Today, even with a growing body of clinical evidence, and an array of applied methods, music therapy still isn’t taken much more seriously for what it has to offer its patients. Meditative purposes aside, modern neuroscience may have just uncovered a major reason for why patients respond to it — and perhaps incentive for music therapy to thrive well into the future and break new ground. According to a new study, the brains of both patient and therapist can synchronize during a music therapy session.
Researchers Jorg Fachner and Dr. Clemens Maidhof of Anglia Ruskin University conducted the first music therapy study to use “hyperscanning” — a technique that allows researchers to monitor the activity in two separate brains simultaneously by controlling multiple scanners from a remote location. While the patient and therapist had their session, both wore electrode caps with sensors that respond to the brain’s electrical impulses. The cap then relayed these signals to an electroencephalogram (EEG) machine using small video cameras.
Music therapists learn to work towards what they call “moments of change,” interacting with the patient until they make a critical connection — how their patient thinks and feels given a particular moment for context.
In this study, the therapist and patient discussed coming to terms with a long illness in their family while music played in the background. As the session continued, the patient’s brain activity showed primarily deep, negative feelings of loss or depression, but then swung to a positive peak. Once the therapist realized that she was finding common ground with her patient — her brain’s activity was similar.

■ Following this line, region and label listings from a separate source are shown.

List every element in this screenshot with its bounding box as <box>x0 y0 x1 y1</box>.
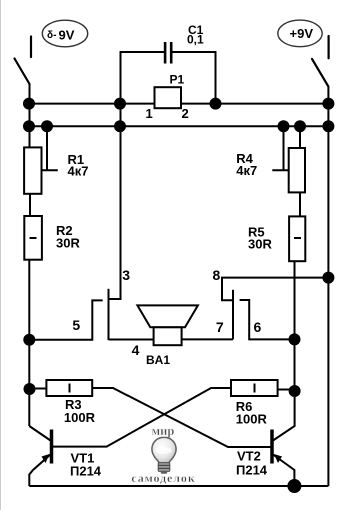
wire R6 to VT1 base <box>52 388 232 447</box>
junction dot rail2 R1 tap <box>41 120 53 132</box>
VT2 emitter <box>273 455 294 487</box>
svg-text:8: 8 <box>213 267 221 283</box>
svg-text:100R: 100R <box>236 412 268 427</box>
svg-text:BA1: BA1 <box>146 353 170 367</box>
svg-text:0,1: 0,1 <box>187 33 204 47</box>
resistor R4 <box>289 148 305 192</box>
R5 power mark <box>294 237 301 239</box>
tap wire R1 <box>42 126 58 170</box>
svg-text:7: 7 <box>216 319 224 335</box>
label R3 <box>64 397 96 425</box>
resistor R3 <box>46 380 92 396</box>
switch SA2 right <box>312 36 329 87</box>
VT2 emitter arrow <box>274 454 282 463</box>
resistor R2 <box>24 216 42 260</box>
R3 power mark <box>69 384 71 393</box>
junction dot rail2 right bus <box>322 120 334 132</box>
wire R4 feed <box>299 126 301 148</box>
VT2 collector <box>273 391 295 441</box>
wire R4-R5 <box>299 192 301 216</box>
svg-text:δ-: δ- <box>47 30 56 41</box>
label VT2 <box>236 449 268 478</box>
junction dot node5 <box>23 334 35 346</box>
R6 power mark <box>254 384 256 393</box>
svg-text:2: 2 <box>182 106 189 121</box>
junction dot rail2 left bus <box>23 120 35 132</box>
svg-text:П214: П214 <box>70 464 102 479</box>
wire node 5 <box>29 300 102 339</box>
svg-text:4к7: 4к7 <box>236 163 257 178</box>
junction dot node6 <box>289 333 301 345</box>
capacitor C1 <box>164 42 173 64</box>
junction dot R3 left <box>24 383 36 395</box>
svg-text:мир: мир <box>152 424 175 438</box>
wire R5 bottom to VT2 collector node <box>294 261 296 391</box>
resistor R5 <box>289 216 305 261</box>
junction dot rail2 R4 tap <box>278 120 290 132</box>
wire C1 right leg <box>173 52 216 104</box>
speaker BA1 cone <box>137 305 198 327</box>
wire R6 right stub <box>278 389 295 391</box>
wire node 4 vertical <box>108 289 110 340</box>
svg-text:+9V: +9V <box>290 26 314 41</box>
wire right bus <box>327 87 329 486</box>
svg-text:6: 6 <box>254 319 262 335</box>
label R2 <box>56 223 80 251</box>
junction dot rail2 node3 <box>114 120 126 132</box>
VT1 emitter arrow <box>42 454 50 463</box>
svg-text:3: 3 <box>122 267 130 283</box>
wire rail 1 <box>29 103 328 105</box>
R2 power mark <box>30 237 37 239</box>
power terminal -9V ellipse <box>42 20 87 47</box>
resistor R6 <box>231 380 278 396</box>
wire node 7 vertical <box>232 290 234 340</box>
wire R1-R2 <box>29 194 31 216</box>
junction dot rail2 R4 feed <box>294 120 306 132</box>
svg-text:5: 5 <box>72 317 80 333</box>
wire 4 to speaker <box>109 339 154 341</box>
transistor VT1 base bar <box>50 430 54 464</box>
wire left bus lower <box>28 260 30 426</box>
svg-text:П214: П214 <box>236 463 268 478</box>
wire rail 2 <box>29 125 328 127</box>
switch SA1 left <box>15 37 32 85</box>
label C1 value <box>187 23 204 47</box>
power terminal +9V ellipse <box>278 20 322 47</box>
wire node 6 <box>240 300 295 339</box>
svg-text:P1: P1 <box>170 73 185 87</box>
svg-text:1: 1 <box>146 106 153 121</box>
junction dot rail1 left <box>23 98 35 110</box>
junction dot rail1 right bus <box>322 98 334 110</box>
speaker BA1 body <box>154 327 182 345</box>
node R3-left <box>30 388 47 390</box>
label R4 <box>236 151 257 178</box>
wire node 8 <box>222 278 328 301</box>
label VT1 <box>70 451 102 479</box>
svg-text:9V: 9V <box>59 28 75 43</box>
label R6 <box>236 399 268 427</box>
tap wire R4 <box>272 126 289 170</box>
label R5 <box>248 225 272 252</box>
transformer primary P1 <box>155 87 182 108</box>
wire left bus top <box>29 84 31 147</box>
junction dot rail1 C1 left <box>114 98 126 110</box>
svg-text:100R: 100R <box>64 410 96 425</box>
svg-text:4к7: 4к7 <box>68 164 89 179</box>
svg-text:самоделок: самоделок <box>131 471 195 485</box>
transistor VT2 base bar <box>270 430 274 464</box>
junction dot emitter VT2 bottom <box>287 479 301 493</box>
label R1 <box>68 152 89 179</box>
wire bottom rail <box>29 485 328 487</box>
VT1 emitter <box>29 455 50 487</box>
wire 7 to speaker <box>182 338 233 340</box>
VT1 collector <box>29 426 50 441</box>
watermark bulb <box>152 437 176 474</box>
wire R3 to VT2 base <box>92 388 270 447</box>
svg-text:30R: 30R <box>56 236 80 251</box>
wire node 3 jog <box>109 298 121 300</box>
wire C1 left leg <box>121 52 165 300</box>
junction dot rail1 C1 right <box>210 98 222 110</box>
svg-text:30R: 30R <box>248 237 272 252</box>
resistor R1 <box>24 147 41 193</box>
svg-text:VT2: VT2 <box>237 449 261 464</box>
left edge faint border <box>0 0 2 510</box>
junction dot R6 right <box>289 385 301 397</box>
svg-text:4: 4 <box>132 342 140 358</box>
junction dot node8 bus <box>322 272 334 284</box>
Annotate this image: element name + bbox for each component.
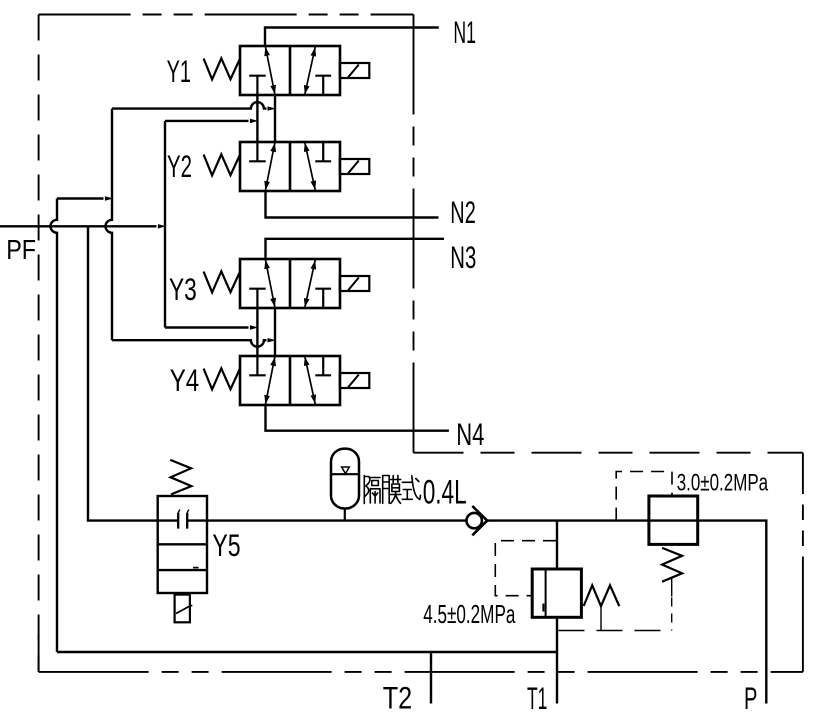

When interviewed separately afterward — both of them were able to identify the same point in the session as the moment they felt the therapy was working. By monitoring the activity in the brain’s right and left frontal lobes, the researchers were able to confirm this further. The right processes negative emotions, while the left produces more positive ones.
The implications of the study can go well beyond music therapy. It’s often been said of psychiatrists that they are the only type of physician that never gets to see the organ they work on. In the near future, that may no longer be the case.
According to Fachner, the study’s lead author, who is a practicing music therapist: “Music, used therapeutically, can improve well-being, and treat conditions including anxiety, depression, autism, and dementia. Music therapists have had to rely on the patient’s response to judge whether this is working, but by using hyperscanning we can see exactly what is happening in the patient’s brain.”
In the past, music therapists had to rely on their own emotions to chart breakthroughs. Now, seeing the breakthroughs may be as simple as an instant replay — a complete audiovisual record of precisely what moved the brain. Looking beyond, Fachner hopes to see what this breakthrough means for other therapist-patient relationships, for practitioners to understand the most effective ways for connecting to their patients.